Well, that doesn’t quite apply to me, at least in terms of money. But it sure does for some people.
I’m sure you’ve seen them, or might know someone like that. They might claim to be one thing, but actually be another. Meaning, they put on a good show by displaying impressive material goods, but in reality they just don’t have a whole lot of money saved.
In other cases, which I’m particularly thinking of as I write this, there are some people who claim to be frugal. However, their actions don’t line up with what they say.
“Watching those dollars”, Yet Dining Out Frequently
I have a longtime buddy who at this point is more of a Facebook friend. As a side note, I’m not a Facebook-addicted person – I check it every few days. Anyway, I’ve known him for several decades, but with life being busy and him living relatively far from me, we don’t meet up as often these days.
Anyway, I did trade messages with him recently, and he mentioned how he has been really been “watching those dollars” lately. As in, he was trying to cut back after dealing with some recent personal setbacks.

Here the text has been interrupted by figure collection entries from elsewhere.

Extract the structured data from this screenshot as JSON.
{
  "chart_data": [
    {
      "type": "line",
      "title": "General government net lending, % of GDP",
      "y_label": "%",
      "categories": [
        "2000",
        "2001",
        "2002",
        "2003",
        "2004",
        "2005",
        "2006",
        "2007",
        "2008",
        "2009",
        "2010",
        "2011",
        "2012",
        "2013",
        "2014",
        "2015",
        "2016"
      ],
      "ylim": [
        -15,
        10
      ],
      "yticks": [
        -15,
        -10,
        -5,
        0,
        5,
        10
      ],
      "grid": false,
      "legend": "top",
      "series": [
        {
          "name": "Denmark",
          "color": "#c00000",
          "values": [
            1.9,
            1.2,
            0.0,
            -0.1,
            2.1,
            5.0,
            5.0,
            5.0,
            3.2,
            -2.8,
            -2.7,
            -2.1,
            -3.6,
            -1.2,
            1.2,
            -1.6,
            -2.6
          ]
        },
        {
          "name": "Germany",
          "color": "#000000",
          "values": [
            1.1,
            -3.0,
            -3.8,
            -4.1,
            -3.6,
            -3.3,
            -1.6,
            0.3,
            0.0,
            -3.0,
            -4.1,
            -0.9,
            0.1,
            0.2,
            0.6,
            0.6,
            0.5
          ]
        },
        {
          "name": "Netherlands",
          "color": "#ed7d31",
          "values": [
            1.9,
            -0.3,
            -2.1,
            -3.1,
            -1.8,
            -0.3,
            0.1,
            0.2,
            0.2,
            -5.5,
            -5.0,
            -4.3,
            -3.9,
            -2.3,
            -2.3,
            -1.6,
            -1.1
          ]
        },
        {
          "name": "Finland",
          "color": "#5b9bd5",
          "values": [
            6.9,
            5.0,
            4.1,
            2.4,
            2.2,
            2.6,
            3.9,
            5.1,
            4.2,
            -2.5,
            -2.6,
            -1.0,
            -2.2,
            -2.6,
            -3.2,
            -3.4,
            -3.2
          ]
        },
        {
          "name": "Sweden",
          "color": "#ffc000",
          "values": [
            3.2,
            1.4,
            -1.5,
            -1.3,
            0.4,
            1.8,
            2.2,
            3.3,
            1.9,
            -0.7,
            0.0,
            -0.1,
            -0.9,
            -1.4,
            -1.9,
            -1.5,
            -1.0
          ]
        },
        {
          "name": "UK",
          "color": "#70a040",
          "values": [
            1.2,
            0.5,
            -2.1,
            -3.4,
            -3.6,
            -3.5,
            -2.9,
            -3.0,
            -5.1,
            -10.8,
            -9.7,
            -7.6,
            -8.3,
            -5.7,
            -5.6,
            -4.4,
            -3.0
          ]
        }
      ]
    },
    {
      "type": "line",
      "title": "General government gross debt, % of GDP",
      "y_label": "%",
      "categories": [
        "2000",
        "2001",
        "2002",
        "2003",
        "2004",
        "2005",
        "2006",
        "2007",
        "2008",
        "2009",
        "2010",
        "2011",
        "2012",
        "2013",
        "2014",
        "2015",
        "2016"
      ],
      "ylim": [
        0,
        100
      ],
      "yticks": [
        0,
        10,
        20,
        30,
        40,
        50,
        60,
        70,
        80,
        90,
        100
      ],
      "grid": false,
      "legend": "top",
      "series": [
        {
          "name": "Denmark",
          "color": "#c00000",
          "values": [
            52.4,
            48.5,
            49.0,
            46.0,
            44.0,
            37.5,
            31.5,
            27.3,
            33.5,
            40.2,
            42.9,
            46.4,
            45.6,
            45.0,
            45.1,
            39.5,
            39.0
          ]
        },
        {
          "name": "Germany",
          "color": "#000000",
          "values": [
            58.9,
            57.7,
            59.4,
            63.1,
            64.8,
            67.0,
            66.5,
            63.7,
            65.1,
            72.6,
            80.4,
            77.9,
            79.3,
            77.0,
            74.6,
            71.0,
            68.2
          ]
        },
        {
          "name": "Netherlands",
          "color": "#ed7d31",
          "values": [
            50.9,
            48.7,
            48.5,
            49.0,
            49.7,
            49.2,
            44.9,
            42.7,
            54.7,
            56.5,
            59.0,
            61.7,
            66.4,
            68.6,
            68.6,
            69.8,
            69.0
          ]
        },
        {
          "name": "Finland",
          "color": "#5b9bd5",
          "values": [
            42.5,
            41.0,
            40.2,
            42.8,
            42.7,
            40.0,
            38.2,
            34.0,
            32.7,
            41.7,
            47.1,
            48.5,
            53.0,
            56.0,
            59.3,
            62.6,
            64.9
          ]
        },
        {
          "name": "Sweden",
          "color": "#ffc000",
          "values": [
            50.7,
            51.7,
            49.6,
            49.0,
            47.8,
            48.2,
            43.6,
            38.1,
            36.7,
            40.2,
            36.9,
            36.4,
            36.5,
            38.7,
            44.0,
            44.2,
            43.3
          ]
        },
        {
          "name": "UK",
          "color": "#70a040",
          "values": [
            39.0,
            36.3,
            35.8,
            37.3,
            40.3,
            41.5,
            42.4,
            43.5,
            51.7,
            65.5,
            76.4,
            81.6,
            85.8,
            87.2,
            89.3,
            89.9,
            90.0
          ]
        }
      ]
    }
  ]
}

While I of course don’t want anyone to deal with setbacks, I was happy to read the part about saving money. That’s a good thing!
However, I’ve noticed what appears to be a regular frequency of him “checking in” (or whatever the relevant term is) when he’s at a restaurant. This seems to be a constant thing for him, and I get the feeling he eats out all the time. Beyond that, those places don’t seem to be super healthy either.
He says one thing, but does another.
Super Saver – Except for Shoes, That Is
One person I knew years ago, as an acquaintance, took pride in being a super frugal person. She was otherwise a fun yet somewhat high strung individual, with some intense quirks, but the frugal part seemed pretty reasonable to me if nothing else.
Anyway, she would claim leftover (untouched excess food, of course) food from office meetings, and take it home to eat later. Her claim was that she could spend under $100 on food each month, through her frugal ways.
Additionally, she always seemed to have a good handle on airline miles, and scoring free or low-cost trips – when she truly needed to travel, anyway. She also appeared to be very skilled at using coupons or deals for any type of entertainment or other purchases.
In short, she appeared to be quite driven to save money. And she also stated a goal to retire before turning 40. That sounded impressive.
Then came the random shoe discussion. I had brought up the idea of how I might buy a couple of pairs of shoes per year, tops. She seemed shocked, and wondered aloud how men could get away with that.
Okay, so I get that women have very legitimate needs for more shoes than money. Not trying to be judgmental in anyway, I asked her how many shoes she buys in year. She mentioned that she gets one.
I thought I misheard her, so to clarify I said something like “you mean one per month, right?” Even then, my thinking was “wow, 12 per year seems like a bit much”.
Actually, it wasn’t even one per month. What she really meant was one pair of new shoes per week!
Yes, we’re talking about one pair of shoes per week. As in, 52 for the year, if you take that literally.
The reasoning is that as a single lady, she needed to have that many shoes. I didn’t quite understand it, and don’t like to judge, but I can’t see how anyone with an office job needs over 50 new pairs of shoes per year. It’s not like being in a cube or office will wear out those shoes!
Think about it – after 4 years, that will mean 200 pairs of shoes purchased. And I’m sure these weren’t cheap shoes either, judging by the way she talked about them.
It all came together at that moment. Rather than truly embracing and succeeding at frugality, she was really just spending far less in one area so she could splurge in another.
What Do You Do With Such People?
My first instinct is to go into personal finance mode, and tell them why they’re making mistakes. Not just tell, but I want to emphatically plead with them to take a very different approach and actually do what they know to be the smarter thing to do. Because, frankly, I know that they’re smart enough to see it but have clearly just gotten into some bad habits.
Do you know what I actually say, though?
Nothing. Or, at least next to nothing.
I keep my mouth shut, because I don’t want to overstep my bounds and lecture anyone. Not many people would like that. So I just listen quietly, and perhaps joke for a moment, and leave it alone. Maybe my brief teasing makes the point enough without making things uncomfortable. Then the subject is changed.
That being said, I hope they find this blog (or other personal finance blogs) and read about actually following through on good money decisions!
My Questions for You
Have you heard anyone say one thing, but do another when it comes to money?
How do you handle these situations? Do you point anything out to them, or do you stay quiet?
Are there any times when you’re financially inconsistent?